The first step on being diagnosed with cancer is “Don’t Panic”.
Cancer is NOT a death sentence; people ARE cured. Even if your oncologist tells you that you only have a short time to live, he or she is only making this judgment based on expertise in and experience using ineffective treatment methods (and as you will see later on, cancer research is unequivocal in showing that conventional treatments are relatively ineffective for most cancers).
The problem with cancer is that no single therapy is likely to cure it, and indeed, no single combination therapy is likely to be successful with all sufferers. Cancer is a systemic disease — an umbrella label given to an array of diseases that have uncontrolled cellular proliferation in common — and as a systemic disease only “whole body” treatment programs such as dietary and lifestyle changes, psychological programs and nutritional supplementation are likely to be effective (however, conventional treatments such as surgery can be effective in some situations and should not be dismissed).
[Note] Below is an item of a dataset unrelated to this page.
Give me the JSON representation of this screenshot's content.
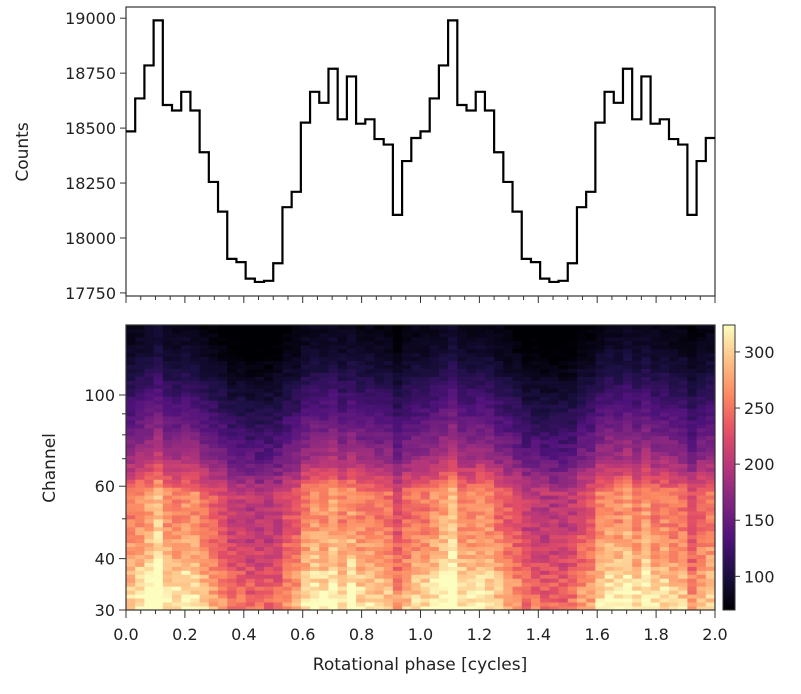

When you are diagnosed with cancer, you need to construct a specific treatment program tailored to your unique biological and psychological profile. And as we are each unique individuals, this treatment program is also likely to be unique, although our biological and psychological similarities will mean that all treatment programs will have certain foundation factors in common (more about these later on). Factors unique to your particular situation which you need to take into consideration include: the type of cancer diagnosed; how early it is detected; whether it has metastasised or spread; orthodox treatment success rates; alternative treatment success rates; complementary treatment effectiveness; and dietary, lifestyle and psychological changes we are prepared to make. Get the program combination right for you, and you maximise your chance of a complete cure.
So a cancer diagnosis is actually a call for you to become a private investigator so that you can uncover an effective treatment program for you, and perhaps the right health practitioner to help supervise aspects of that treatment program. But as long as you are in panic mode, you will be making reactionary choices out of fear rather than from a place of responsibility. (This is how and why the majority of newly diagnosed cancer sufferers unquestioningly opt for the treatment program offered to them by their oncologist, even though just a little investigation would reveal that this choice not statistically in their best interest — their reactionary choice is an irrational one, except in a small percentage of cases.) So it is important to try to reduce panic as much as possible so that you can make responsible choices.